Mit Luc Frieden haben dabei die wenigsten gerechnet. Zwar zirkulierte sein Name in CSV-Kreisen schon seit geraumer Zeit. Doch der Zeitpunkt seiner Verkündung war bis zuletzt nur einem kleinen Kreis innerhalb der Partei bekannt. Mit seiner anstehenden Kür hat die Oppositionspartei zumindest einen kleinen Coup gelandet. Luc Frieden ist das Überraschungsmoment in diesem Wahlkampf, aber auch eine große Unbekannte.

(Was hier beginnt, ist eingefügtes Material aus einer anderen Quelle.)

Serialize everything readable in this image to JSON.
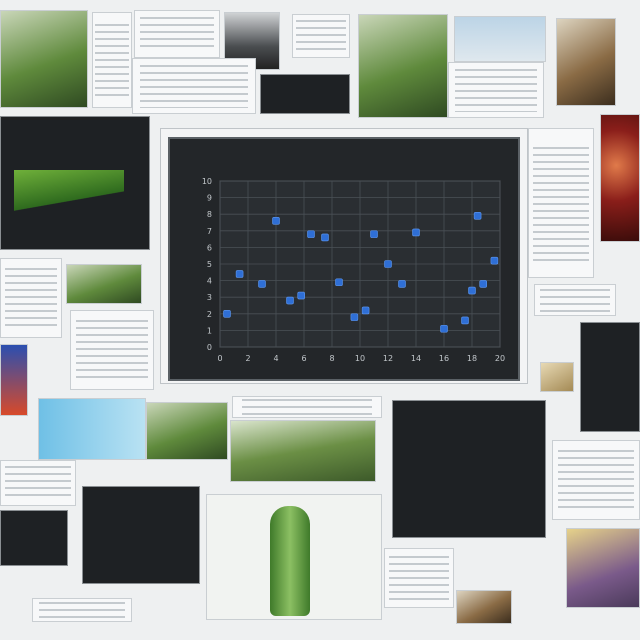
{
  "chart_data": {
    "type": "scatter",
    "title": "",
    "xlabel": "",
    "ylabel": "",
    "xlim": [
      0,
      20
    ],
    "ylim": [
      0,
      10
    ],
    "xticks": [
      0,
      2,
      4,
      6,
      8,
      10,
      12,
      14,
      16,
      18,
      20
    ],
    "yticks": [
      0,
      1,
      2,
      3,
      4,
      5,
      6,
      7,
      8,
      9,
      10
    ],
    "grid": true,
    "point_color": "#2f6fd6",
    "series": [
      {
        "x": [
          0.5,
          1.4,
          3.0,
          4.0,
          5.0,
          5.8,
          6.5,
          7.5,
          8.5,
          9.6,
          10.4,
          11.0,
          12.0,
          13.0,
          14.0,
          16.0,
          17.5,
          18.0,
          18.4,
          18.8,
          19.6
        ],
        "y": [
          2.0,
          4.4,
          3.8,
          7.6,
          2.8,
          3.1,
          6.8,
          6.6,
          3.9,
          1.8,
          2.2,
          6.8,
          5.0,
          3.8,
          6.9,
          1.1,
          1.6,
          3.4,
          7.9,
          3.8,
          5.2
        ]
      }
    ]
  }
}
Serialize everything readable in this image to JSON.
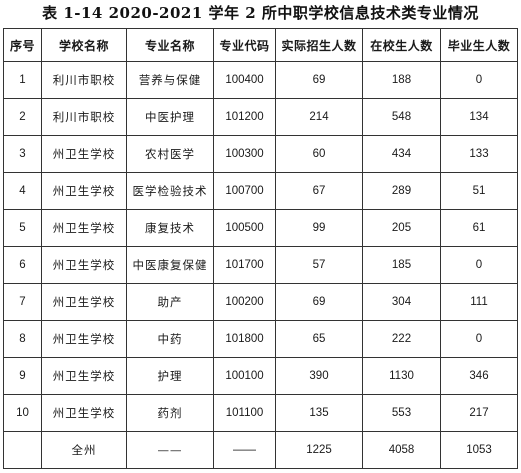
{
  "title": "表 1-14   2020-2021 学年 2 所中职学校信息技术类专业情况",
  "columns": [
    "序号",
    "学校名称",
    "专业名称",
    "专业代码",
    "实际招生人数",
    "在校生人数",
    "毕业生人数"
  ],
  "rows": [
    {
      "no": "1",
      "school": "利川市职校",
      "major": "营养与保健",
      "code": "100400",
      "enrolled": "69",
      "students": "188",
      "graduates": "0"
    },
    {
      "no": "2",
      "school": "利川市职校",
      "major": "中医护理",
      "code": "101200",
      "enrolled": "214",
      "students": "548",
      "graduates": "134"
    },
    {
      "no": "3",
      "school": "州卫生学校",
      "major": "农村医学",
      "code": "100300",
      "enrolled": "60",
      "students": "434",
      "graduates": "133"
    },
    {
      "no": "4",
      "school": "州卫生学校",
      "major": "医学检验技术",
      "code": "100700",
      "enrolled": "67",
      "students": "289",
      "graduates": "51"
    },
    {
      "no": "5",
      "school": "州卫生学校",
      "major": "康复技术",
      "code": "100500",
      "enrolled": "99",
      "students": "205",
      "graduates": "61"
    },
    {
      "no": "6",
      "school": "州卫生学校",
      "major": "中医康复保健",
      "code": "101700",
      "enrolled": "57",
      "students": "185",
      "graduates": "0"
    },
    {
      "no": "7",
      "school": "州卫生学校",
      "major": "助产",
      "code": "100200",
      "enrolled": "69",
      "students": "304",
      "graduates": "111"
    },
    {
      "no": "8",
      "school": "州卫生学校",
      "major": "中药",
      "code": "101800",
      "enrolled": "65",
      "students": "222",
      "graduates": "0"
    },
    {
      "no": "9",
      "school": "州卫生学校",
      "major": "护理",
      "code": "100100",
      "enrolled": "390",
      "students": "1130",
      "graduates": "346"
    },
    {
      "no": "10",
      "school": "州卫生学校",
      "major": "药剂",
      "code": "101100",
      "enrolled": "135",
      "students": "553",
      "graduates": "217"
    }
  ],
  "total": {
    "no": "",
    "school": "全州",
    "major": "——",
    "code": "——",
    "enrolled": "1225",
    "students": "4058",
    "graduates": "1053"
  }
}
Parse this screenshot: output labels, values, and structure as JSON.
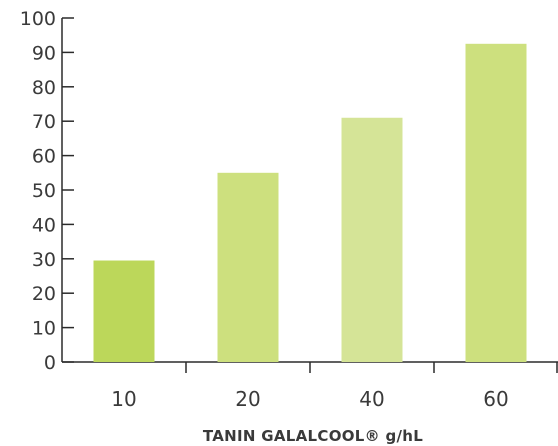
{
  "chart_data": {
    "type": "bar",
    "categories": [
      "10",
      "20",
      "40",
      "60"
    ],
    "values": [
      29.5,
      55,
      71,
      92.5
    ],
    "bar_colors": [
      "#bcd75a",
      "#cde07e",
      "#d5e497",
      "#cde07e"
    ],
    "xlabel": "TANIN GALALCOOL® g/hL",
    "ylabel": "",
    "ylim": [
      0,
      100
    ],
    "yticks": [
      "0",
      "10",
      "20",
      "30",
      "40",
      "50",
      "60",
      "70",
      "80",
      "90",
      "100"
    ],
    "grid": false,
    "legend": "none",
    "colors": {
      "axis": "#2b2b2b",
      "text": "#3a3a3a"
    }
  }
}
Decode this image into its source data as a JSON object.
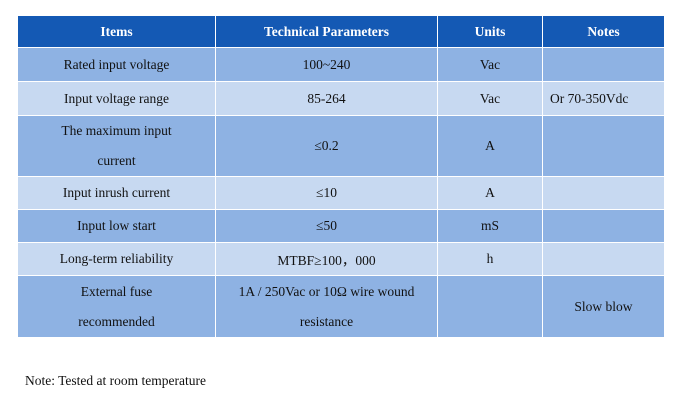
{
  "table": {
    "headers": [
      "Items",
      "Technical Parameters",
      "Units",
      "Notes"
    ],
    "rows": [
      {
        "item": "Rated input voltage",
        "param": "100~240",
        "unit": "Vac",
        "note": ""
      },
      {
        "item": "Input voltage range",
        "param": "85-264",
        "unit": "Vac",
        "note": "Or 70-350Vdc"
      },
      {
        "item_line1": "The maximum input",
        "item_line2": "current",
        "param": "≤0.2",
        "unit": "A",
        "note": ""
      },
      {
        "item": "Input inrush current",
        "param": "≤10",
        "unit": "A",
        "note": ""
      },
      {
        "item": "Input low start",
        "param": "≤50",
        "unit": "mS",
        "note": ""
      },
      {
        "item": "Long-term reliability",
        "param": "MTBF≥100，000",
        "unit": "h",
        "note": ""
      },
      {
        "item_line1": "External fuse",
        "item_line2": "recommended",
        "param_line1": "1A / 250Vac or 10Ω wire wound",
        "param_line2": "resistance",
        "unit": "",
        "note": "Slow blow"
      }
    ]
  },
  "footnote": "Note: Tested at room temperature",
  "colors": {
    "header_bg": "#1459b4",
    "row_dark": "#8eb2e3",
    "row_light": "#c7d9f1"
  }
}
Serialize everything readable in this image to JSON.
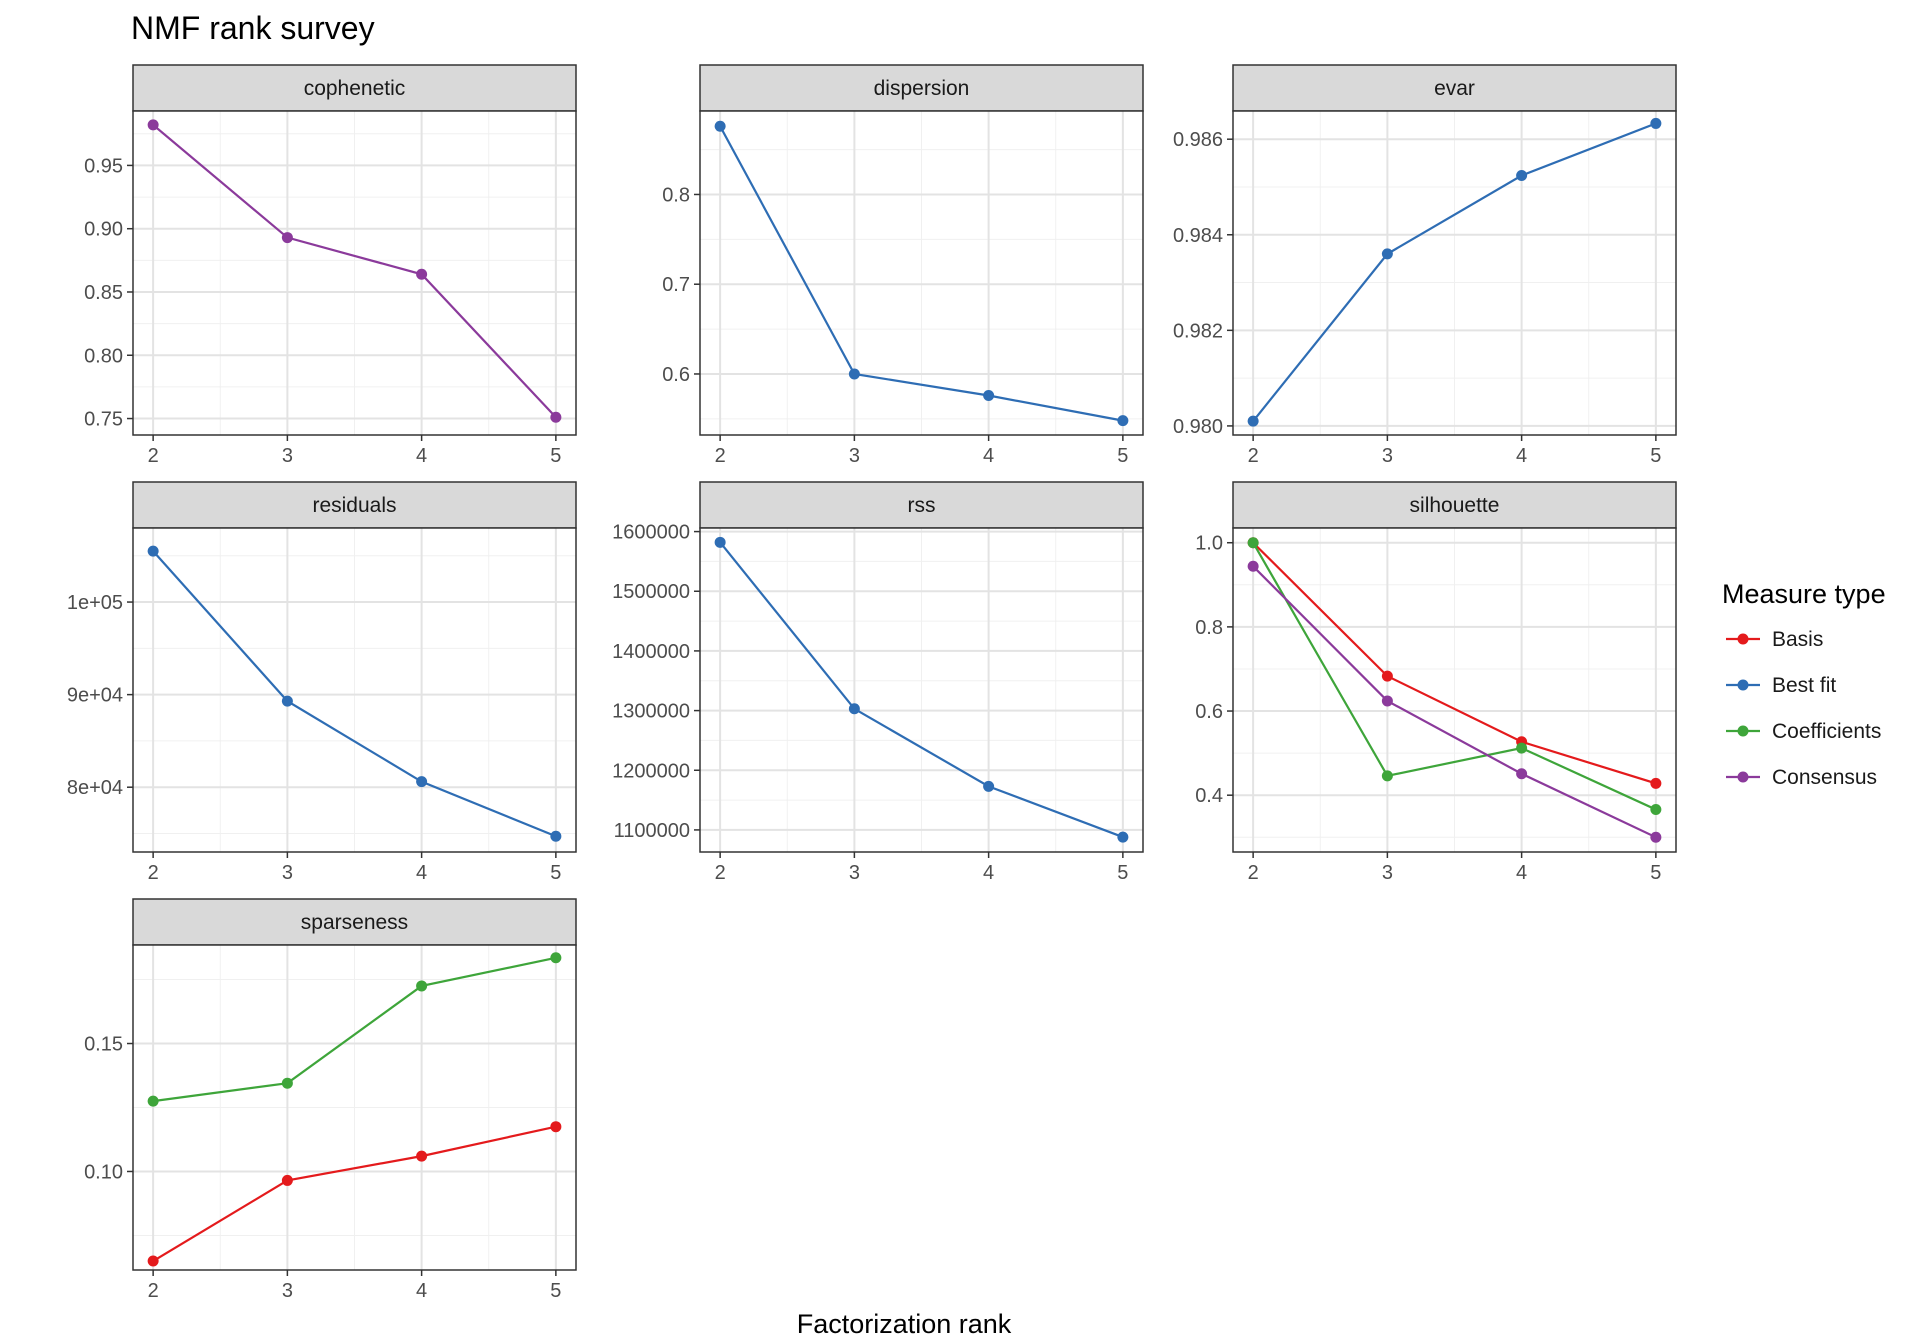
{
  "title": "NMF rank survey",
  "xlabel": "Factorization rank",
  "legend": {
    "title": "Measure type",
    "position": "right",
    "items": [
      {
        "name": "Basis",
        "color": "#E41A1C"
      },
      {
        "name": "Best fit",
        "color": "#2E6DB4"
      },
      {
        "name": "Coefficients",
        "color": "#3EA53A"
      },
      {
        "name": "Consensus",
        "color": "#8B3A9B"
      }
    ]
  },
  "chart_data": [
    {
      "type": "line",
      "panel": "cophenetic",
      "x": [
        2,
        3,
        4,
        5
      ],
      "ylim": [
        0.737,
        0.993
      ],
      "ticks": [
        0.75,
        0.8,
        0.85,
        0.9,
        0.95
      ],
      "tick_labels": [
        "0.75",
        "0.80",
        "0.85",
        "0.90",
        "0.95"
      ],
      "series": [
        {
          "name": "Consensus",
          "values": [
            0.982,
            0.893,
            0.864,
            0.751
          ]
        }
      ]
    },
    {
      "type": "line",
      "panel": "dispersion",
      "x": [
        2,
        3,
        4,
        5
      ],
      "ylim": [
        0.532,
        0.893
      ],
      "ticks": [
        0.6,
        0.7,
        0.8
      ],
      "tick_labels": [
        "0.6",
        "0.7",
        "0.8"
      ],
      "series": [
        {
          "name": "Best fit",
          "values": [
            0.876,
            0.6,
            0.576,
            0.548
          ]
        }
      ]
    },
    {
      "type": "line",
      "panel": "evar",
      "x": [
        2,
        3,
        4,
        5
      ],
      "ylim": [
        0.97981,
        0.98659
      ],
      "ticks": [
        0.98,
        0.982,
        0.984,
        0.986
      ],
      "tick_labels": [
        "0.980",
        "0.982",
        "0.984",
        "0.986"
      ],
      "series": [
        {
          "name": "Best fit",
          "values": [
            0.9801,
            0.9836,
            0.98524,
            0.98633
          ]
        }
      ]
    },
    {
      "type": "line",
      "panel": "residuals",
      "x": [
        2,
        3,
        4,
        5
      ],
      "ylim": [
        73000,
        108000
      ],
      "ticks": [
        80000,
        90000,
        100000
      ],
      "tick_labels": [
        "8e+04",
        "9e+04",
        "1e+05"
      ],
      "series": [
        {
          "name": "Best fit",
          "values": [
            105500,
            89300,
            80600,
            74700
          ]
        }
      ]
    },
    {
      "type": "line",
      "panel": "rss",
      "x": [
        2,
        3,
        4,
        5
      ],
      "ylim": [
        1063000,
        1606000
      ],
      "ticks": [
        1100000,
        1200000,
        1300000,
        1400000,
        1500000,
        1600000
      ],
      "tick_labels": [
        "1100000",
        "1200000",
        "1300000",
        "1400000",
        "1500000",
        "1600000"
      ],
      "series": [
        {
          "name": "Best fit",
          "values": [
            1582000,
            1303000,
            1173000,
            1088000
          ]
        }
      ]
    },
    {
      "type": "line",
      "panel": "silhouette",
      "x": [
        2,
        3,
        4,
        5
      ],
      "ylim": [
        0.265,
        1.035
      ],
      "ticks": [
        0.4,
        0.6,
        0.8,
        1.0
      ],
      "tick_labels": [
        "0.4",
        "0.6",
        "0.8",
        "1.0"
      ],
      "series": [
        {
          "name": "Basis",
          "values": [
            1.0,
            0.683,
            0.527,
            0.428
          ]
        },
        {
          "name": "Coefficients",
          "values": [
            1.0,
            0.446,
            0.512,
            0.366
          ]
        },
        {
          "name": "Consensus",
          "values": [
            0.944,
            0.624,
            0.451,
            0.3
          ]
        }
      ]
    },
    {
      "type": "line",
      "panel": "sparseness",
      "x": [
        2,
        3,
        4,
        5
      ],
      "ylim": [
        0.0615,
        0.1885
      ],
      "ticks": [
        0.1,
        0.15
      ],
      "tick_labels": [
        "0.10",
        "0.15"
      ],
      "series": [
        {
          "name": "Basis",
          "values": [
            0.065,
            0.0965,
            0.106,
            0.1175
          ]
        },
        {
          "name": "Coefficients",
          "values": [
            0.1275,
            0.1345,
            0.1725,
            0.1835
          ]
        }
      ]
    }
  ]
}
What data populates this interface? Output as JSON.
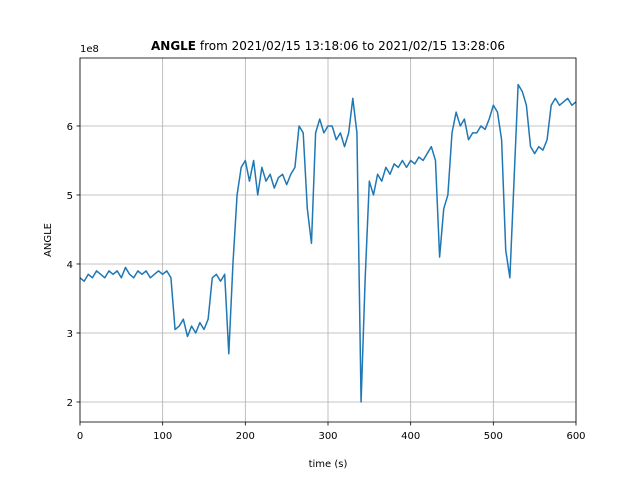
{
  "chart_data": {
    "type": "line",
    "title": "ANGLE",
    "subtitle": "from 2021/02/15 13:18:06 to 2021/02/15 13:28:06",
    "x_label": "time (s)",
    "y_label": "ANGLE",
    "y_offset_label": "1e8",
    "xlim": [
      0,
      600
    ],
    "ylim": [
      1.71,
      6.985
    ],
    "xticks": [
      0,
      100,
      200,
      300,
      400,
      500,
      600
    ],
    "yticks": [
      2,
      3,
      4,
      5,
      6
    ],
    "grid": true,
    "x": [
      0,
      5,
      10,
      15,
      20,
      25,
      30,
      35,
      40,
      45,
      50,
      55,
      60,
      65,
      70,
      75,
      80,
      85,
      90,
      95,
      100,
      105,
      110,
      115,
      120,
      125,
      130,
      135,
      140,
      145,
      150,
      155,
      160,
      165,
      170,
      175,
      180,
      185,
      190,
      195,
      200,
      205,
      210,
      215,
      220,
      225,
      230,
      235,
      240,
      245,
      250,
      255,
      260,
      265,
      270,
      275,
      280,
      285,
      290,
      295,
      300,
      305,
      310,
      315,
      320,
      325,
      330,
      335,
      340,
      345,
      350,
      355,
      360,
      365,
      370,
      375,
      380,
      385,
      390,
      395,
      400,
      405,
      410,
      415,
      420,
      425,
      430,
      435,
      440,
      445,
      450,
      455,
      460,
      465,
      470,
      475,
      480,
      485,
      490,
      495,
      500,
      505,
      510,
      515,
      520,
      525,
      530,
      535,
      540,
      545,
      550,
      555,
      560,
      565,
      570,
      575,
      580,
      585,
      590,
      595,
      600
    ],
    "series": [
      {
        "name": "ANGLE",
        "color": "#1f77b4",
        "values": [
          3.8,
          3.75,
          3.85,
          3.8,
          3.9,
          3.85,
          3.8,
          3.9,
          3.85,
          3.9,
          3.8,
          3.95,
          3.85,
          3.8,
          3.9,
          3.85,
          3.9,
          3.8,
          3.85,
          3.9,
          3.85,
          3.9,
          3.8,
          3.05,
          3.1,
          3.2,
          2.95,
          3.1,
          3.0,
          3.15,
          3.05,
          3.2,
          3.8,
          3.85,
          3.75,
          3.85,
          2.7,
          4.0,
          5.0,
          5.4,
          5.5,
          5.2,
          5.5,
          5.0,
          5.4,
          5.2,
          5.3,
          5.1,
          5.25,
          5.3,
          5.15,
          5.3,
          5.4,
          6.0,
          5.9,
          4.8,
          4.3,
          5.9,
          6.1,
          5.9,
          6.0,
          6.0,
          5.8,
          5.9,
          5.7,
          5.9,
          6.4,
          5.9,
          2.0,
          3.8,
          5.2,
          5.0,
          5.3,
          5.2,
          5.4,
          5.3,
          5.45,
          5.4,
          5.5,
          5.4,
          5.5,
          5.45,
          5.55,
          5.5,
          5.6,
          5.7,
          5.5,
          4.1,
          4.8,
          5.0,
          5.9,
          6.2,
          6.0,
          6.1,
          5.8,
          5.9,
          5.9,
          6.0,
          5.95,
          6.1,
          6.3,
          6.2,
          5.8,
          4.2,
          3.8,
          5.2,
          6.6,
          6.5,
          6.3,
          5.7,
          5.6,
          5.7,
          5.65,
          5.8,
          6.3,
          6.4,
          6.3,
          6.35,
          6.4,
          6.3,
          6.35
        ]
      }
    ]
  }
}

Spitzenkandidat als „Disruptor“
Die Personalie Frieden ist für die CSV nämlich ein zweischneidiges Schwert. Einerseits bietet der frühere Finanz- und Justizminister die perfekte Angriffsfläche für Kritiker aus dem linken Parteienlager. Er personifiziert den liberal-konservativen Flügel seiner Partei, steht für die Vergangenheit und ruft eine Reihe von politischen Affären in Erinnerung, die die CSV am liebsten hinter sich lassen würde.
Andererseits hat Luc Frieden aber auch ein hohes Disruptionspotenzial. Paradoxerweise könnte er gar als Erneuerer einer Partei fungieren, die seit rund zehn Jahren ohne Kompass, Konzept und Inspiration in der Opposition verkümmert. Er könnte der CSV ein klareres Profil verpassen und so zumindest kurzfristig eine neue politische Dynamik entfachen. Der 59-Jährige polarisiert, er ist ein Störfaktor in einer Zeit, in der viele andere Spitzenpolitiker ideologisch austauschbar wirken. Allein deshalb könnte er Bewegung in die eingefahrene politische Landschaft bringen.
Die dahinter stehende Strategie ist für die CSV aber mit Risiken verbunden. Denn damit sie gelingt, müsste die Partei sich inhaltlich festlegen und dürfte die Ideologie ihres neuen Spitzenkandidaten nicht verleugnen. Zudem müsste sie ihre politisch-strategische Lethargie überwinden und auf Konfrontation setzen. Sie müsste die Regierungsparteien offener angehen und eventuellen Widerstand von anderen Parteien aushalten. Kurz: Die CSV müsste nach zehn Jahren aus ihrem Oppositionsschlaf erwachen.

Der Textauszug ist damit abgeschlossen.